Beim FC Bayern kann man das gut erkennen. Bereits kurz nach dem Spiel ist die Allianz Arena fast leer. Siegen ist das Normale. Viele Fans werden vom Siegen nicht mehr berührt, weil es erwartet wird wird. Möglichst schnell raus aus dem Stadion, bevor die Schlange am Parkhaus zu lang wird. Das ist nicht nur für die Liga, sondern auch für die Fans langweilig. Wahrscheinlich tue ich vielen Fans unrecht, aber ich bin Fan (naja) vom 1. FC Köln, weil ich da herkomme. Wenn ich eine emotionale Bindung zu einem Verein habe, dann zum 1. FC Köln (nur sehr locker natürlich). Bei FC Bayern Fans habe ich häufig das Gefühl, sie mögen einfach, Gewinner zu sein, vergessen aber, dass das langweilig ist.
Genug FC Bayern bashing. Nick Hornby erklärt in Fever Pitch was nötig ist, eine Fußballpartie unvergesslich zu machen. Die Ingredienzen dazu sind allzu verständlich. Zuerst mal braucht es Tore, viele Tore. Dann schlechte Schiedsrichterentscheidungen. An denen kann man sich richtig abarbeiten. Natürlich eine laute Kulisse, Fangesänge, Jubel etc. Und dann ein Rückstand, der kurz vor Ende aufgeholt wird. In letzter Minute schließlich der Siegestreffer. Ein klassischer Spannungsbogen eben. Das kann es leider nur selten geben.
Ohne echte Fans kein Fußballerlebnis für niemanden
Fangesang ist übrigens sehr wichtig. In diesem Jahr habe ich einige Stadionführungen gemacht, unter anderem auch im Hamburger Volksparkstadion. Der HSV ist als einziger Verein seit Gründung der Bundesliga mit dabei und nicht abgestiegen. Das zeigen sie auch stolz mit einer Uhr im Stadion. Abstiegsgefährdet sind sie allerdings häufig. Vielleicht macht es das für die Fans aus. Langeweile kommt da bestimmt keine auf und hält sie trotz Frust bei der Stange. Zum Glück, denn Fußballvereine sind kommerzielle Unternehmen, und das wird auch bei den Ticketverkäufen sichtbar. 50% der Erlöse kommen durch die VIP Tickets, obwohl sie nur einen kleinen Teil der Zuschauer ausmachen. Ohne die echten Fans in der Kurve, die Stimmung machen, singen, jubeln, grölen, leiden, wäre kein VIP im Stadion.
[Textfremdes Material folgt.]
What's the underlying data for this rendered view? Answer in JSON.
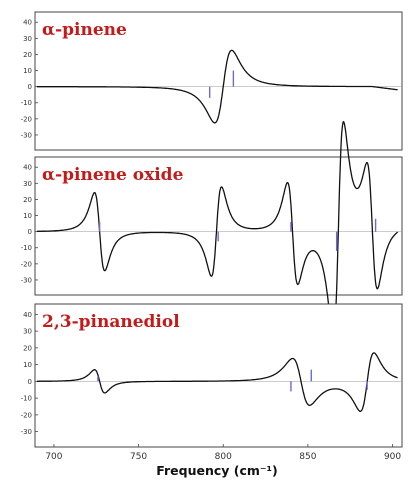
{
  "colors": {
    "title": "#c41a1a",
    "curve": "#111111",
    "marker": "#6a6ad8",
    "frame": "#444444"
  },
  "chart_data": {
    "type": "line",
    "xlabel": "Frequency (cm⁻¹)",
    "xlim": [
      690,
      905
    ],
    "xticks": [
      "700",
      "750",
      "800",
      "850",
      "900"
    ],
    "ylim": [
      -35,
      42
    ],
    "yticks": [
      "40",
      "30",
      "20",
      "10",
      "0",
      "-10",
      "-20",
      "-30"
    ],
    "panels": [
      {
        "title": "α-pinene",
        "bands": [
          {
            "x0": 800,
            "amp": 13,
            "gamma": 5
          }
        ],
        "markers": [
          {
            "x": 792,
            "sign": -1,
            "size": 7
          },
          {
            "x": 806,
            "sign": 1,
            "size": 10
          }
        ],
        "tail": {
          "x": 903,
          "y": -2
        }
      },
      {
        "title": "α-pinene oxide",
        "bands": [
          {
            "x0": 727,
            "amp": -14,
            "gamma": 3
          },
          {
            "x0": 796,
            "amp": 16,
            "gamma": 3
          },
          {
            "x0": 841,
            "amp": -18,
            "gamma": 3
          },
          {
            "x0": 868,
            "amp": 38,
            "gamma": 3
          },
          {
            "x0": 888,
            "amp": -22,
            "gamma": 3
          }
        ],
        "markers": [
          {
            "x": 727,
            "sign": 1,
            "size": 6
          },
          {
            "x": 797,
            "sign": -1,
            "size": 6
          },
          {
            "x": 840,
            "sign": 1,
            "size": 6
          },
          {
            "x": 867,
            "sign": -1,
            "size": 12
          },
          {
            "x": 890,
            "sign": 1,
            "size": 8
          }
        ],
        "tail": {
          "x": 903,
          "y": 3
        }
      },
      {
        "title": "2,3-pinanediol",
        "bands": [
          {
            "x0": 727,
            "amp": -4,
            "gamma": 3
          },
          {
            "x0": 846,
            "amp": -8,
            "gamma": 5
          },
          {
            "x0": 885,
            "amp": 10,
            "gamma": 4
          }
        ],
        "markers": [
          {
            "x": 726,
            "sign": 1,
            "size": 3
          },
          {
            "x": 840,
            "sign": -1,
            "size": 6
          },
          {
            "x": 852,
            "sign": 1,
            "size": 7
          },
          {
            "x": 885,
            "sign": -1,
            "size": 5
          }
        ],
        "tail": {
          "x": 903,
          "y": 0
        }
      }
    ]
  }
}
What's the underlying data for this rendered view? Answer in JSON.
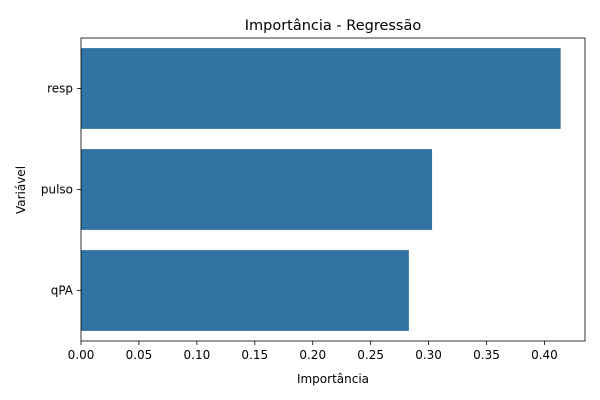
{
  "chart_data": {
    "type": "bar",
    "orientation": "horizontal",
    "title": "Importância - Regressão",
    "xlabel": "Importância",
    "ylabel": "Variável",
    "categories": [
      "resp",
      "pulso",
      "qPA"
    ],
    "values": [
      0.414,
      0.303,
      0.283
    ],
    "xlim": [
      0,
      0.435
    ],
    "xticks": [
      0.0,
      0.05,
      0.1,
      0.15,
      0.2,
      0.25,
      0.3,
      0.35,
      0.4
    ],
    "xtick_labels": [
      "0.00",
      "0.05",
      "0.10",
      "0.15",
      "0.20",
      "0.25",
      "0.30",
      "0.35",
      "0.40"
    ],
    "grid": false,
    "legend": "none",
    "bar_color": "#3274a1"
  }
}
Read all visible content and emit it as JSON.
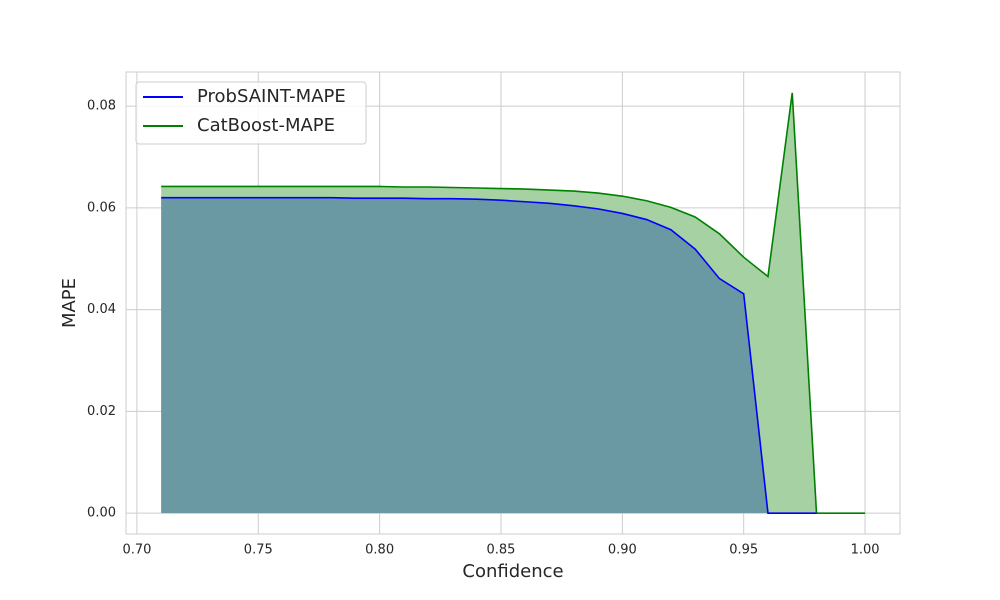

Mit über dreißig ist Nick Hornby von den Stehplätzen auf einen Sitzplatz mit Dauerticket gewechselt. Er ist immer noch genauso emotional verbunden, aber schneller genervt vom Geschiebe. Das Alter eben. Ich hatte etwas Mühe mit Nick Hornbys Liebe zum Detail in Fever Pitch. Ich kenne den englischen Fußball noch viel weniger als den deutschen. Mit den vielen Spielern und Spielergebnissen konnte ich wenig anfangen. Insgesamt bin ich trotzdem froh, das Buch geschenkt bekommen und gelesen zu haben. Der Einblick in das Seelenleben eines echten Fans war es wert.
Was habe ich neues gelernt? Echte Fußballfans leiden viel mehr, als dass sie sich freuen. Eigentlich fragen sie sich bei jedem Spiel, warum sie überhaupt da sind, und kommen doch zum nächsten wieder.